Step 05 · Emitting LLVM IR
llvm_emit.cpp is the longest file in this lab, ~150 lines, because it covers nine constructs (literal, variable, neg, binop, cmp, call, if, while, return) plus the module preamble. Highlights:
Memory model
We use the classic mem2reg-friendly pattern: every variable is an
alloca and every read/write goes through load/store:
%x.addr = alloca i64
store i64 0, ptr %x.addr
%t = load i64, ptr %x.addr
The frontend never has to compute SSA itself. LLVM's mem2reg pass at
-O1 and above promotes the allocas to virtual registers and inserts
phi nodes where needed. This separation of concerns (frontend
allocates, optimiser promotes) is one of the most important
architectural ideas in modern compilers.
Comparisons are i64-valued booleans
%cb = icmp slt i64 %a, %b
%v = zext i1 %cb to i64
Everything is i64, including booleans. if (...) then re-truncates
via icmp ne i64 %v, 0. Wasteful? Yes. Compatible with the rest of
the language? Also yes. A real bool type would be cheaper but
requires propagating types through every operator.
Functions
define i64 @add(i64 %arg0, i64 %arg1) {
entry:
%a.addr = alloca i64
store i64 %arg0, ptr %a.addr
%b.addr = alloca i64
store i64 %arg1, ptr %b.addr
...
ret i64 0 ; fallback if no explicit return
}
Each parameter gets spilled to an alloca of the same name. After
mem2reg these vanish. The trailing ret i64 0 guarantees every
function ends with a terminator even if the user omits return —
defensive but not wrong.
Module preamble
target triple = "arm64-apple-macosx"
@.fmt = private unnamed_addr constant [6 x i8] c"%lld\0A\00"
declare i32 @printf(ptr, ...)
The hard-coded triple is for the macOS-on-ARM workstation this lab
was developed on. A portable driver would either: (a) drop the triple
and let llc pick the host default, or (b) call llvm::sys::getDefaultTargetTriple()
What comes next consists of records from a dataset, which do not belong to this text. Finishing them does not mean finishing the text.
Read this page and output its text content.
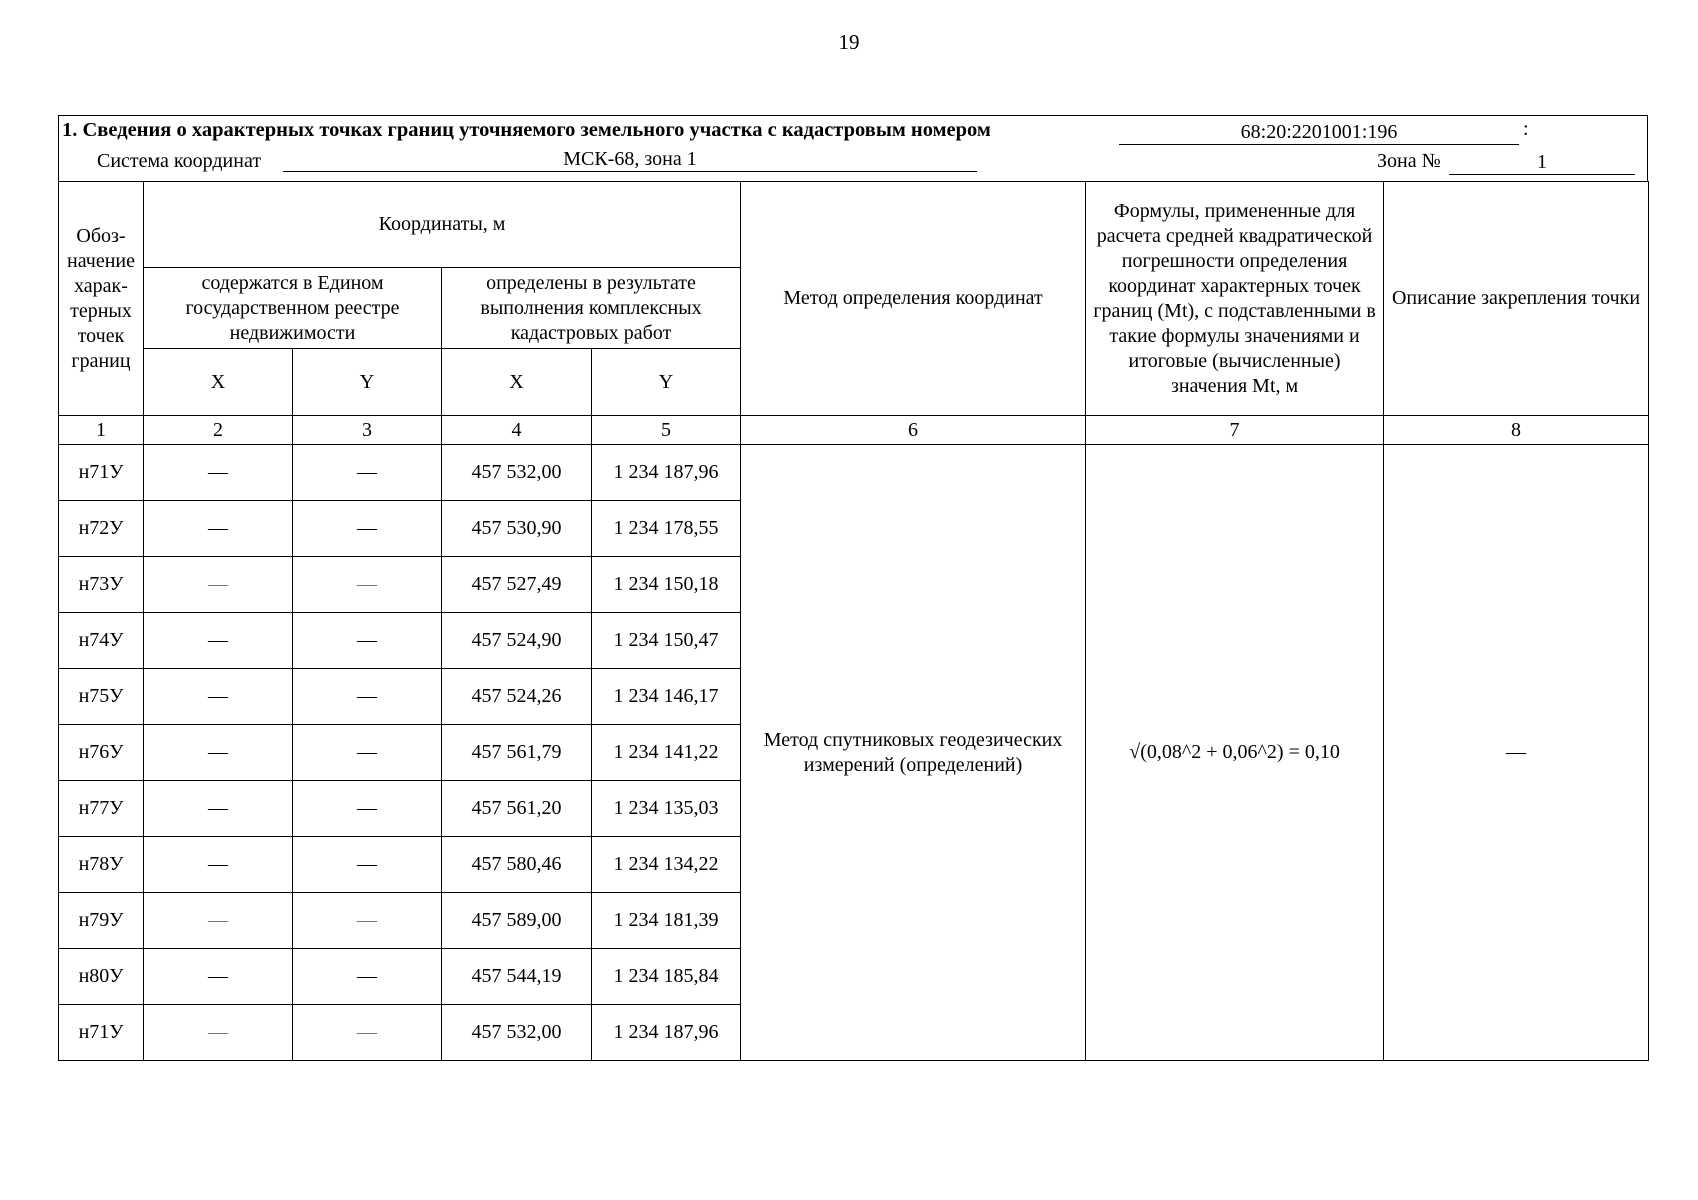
19
1. Сведения о характерных точках границ уточняемого земельного участка с кадастровым номером	68:20:2201001:196	:
Система координат	МСК-68, зона 1	Зона №	1
Обоз-начение харак-терных точек границ	Координаты, м				Метод определения координат	Формулы, примененные для расчета средней квадратической погрешности определения координат характерных точек границ (Mt), с подставленными в такие формулы значениями и итоговые (вычисленные) значения Mt, м	Описание закрепления точки
	содержатся в Едином государственном реестре недвижимости		определены в результате выполнения комплексных кадастровых работ				
	X	Y	X	Y			
1	2	3	4	5	6	7	8
н71У	—	—	457 532,00	1 234 187,96	Метод спутниковых геодезических измерений (определений)	√(0,08^2 + 0,06^2) = 0,10	—
н72У	—	—	457 530,90	1 234 178,55			
н73У	—	—	457 527,49	1 234 150,18			
н74У	—	—	457 524,90	1 234 150,47			
н75У	—	—	457 524,26	1 234 146,17			
н76У	—	—	457 561,79	1 234 141,22			
н77У	—	—	457 561,20	1 234 135,03			
н78У	—	—	457 580,46	1 234 134,22			
н79У	—	—	457 589,00	1 234 181,39			
н80У	—	—	457 544,19	1 234 185,84			
н71У	—	—	457 532,00	1 234 187,96			
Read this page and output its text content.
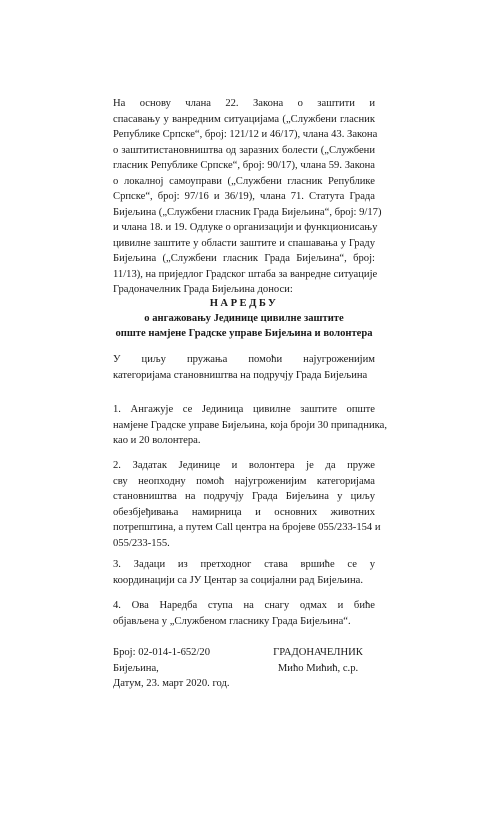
На основу члана 22. Закона о заштити и
спасавању у ванредним ситуацијама („Службени гласник
Републике Српске“, број: 121/12 и 46/17), члана 43. Закона
о заштитистановништва од заразних болести („Службени
гласник Републике Српске“, број: 90/17), члана 59. Закона
о локалној самоуправи („Службени гласник Републике
Српске“, број: 97/16 и 36/19), члана 71. Статута Града
Бијељина („Службени гласник Града Бијељина“, број: 9/17)
и члана 18. и 19. Одлуке о организацији и функционисању
цивилне заштите у области заштите и спашавања у Граду
Бијељина („Службени гласник Града Бијељина“, број:
11/13), на приједлог Градског штаба за ванредне ситуације
Градоначелник Града Бијељина доноси:
НАРЕДБУ
о ангажовању Јединице цивилне заштите
опште намјене Градске управе Бијељина и волонтера
У циљу пружања помоћи најугроженијим
категоријама становништва на подручју Града Бијељина
1. Ангажује се Јединица цивилне заштите опште
намјене Градске управе Бијељина, која броји 30 припадника,
као и 20 волонтера.
2. Задатак Јединице и волонтера је да пруже
сву неопходну помоћ најугроженијим категоријама
становништва на подручју Града Бијељина у циљу
обезбјеђивања намирница и основних животних
потрепштина, а путем Call центра на бројеве 055/233-154 и
055/233-155.
3. Задаци из претходног става вршиће се у
координацији са ЈУ Центар за социјални рад Бијељина.
4. Ова Наредба ступа на снагу одмах и биће
објављена у „Службеном гласнику Града Бијељина“.
Број: 02-014-1-652/20
Бијељина,
Датум, 23. март 2020. год.
ГРАДОНАЧЕЛНИК
Мићо Мићић, с.р.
via the LLVM-as-a-library route. We chose explicit because it
documents the assumed target.
What we don't do
- SSA construction (mem2reg handles it).
- Register allocation (LLVM backend).
- Instruction selection (LLVM backend).
- Linking object files (clang invokes
ld).
We're orchestrating, not reinventing. That's what "use LLVM" buys you.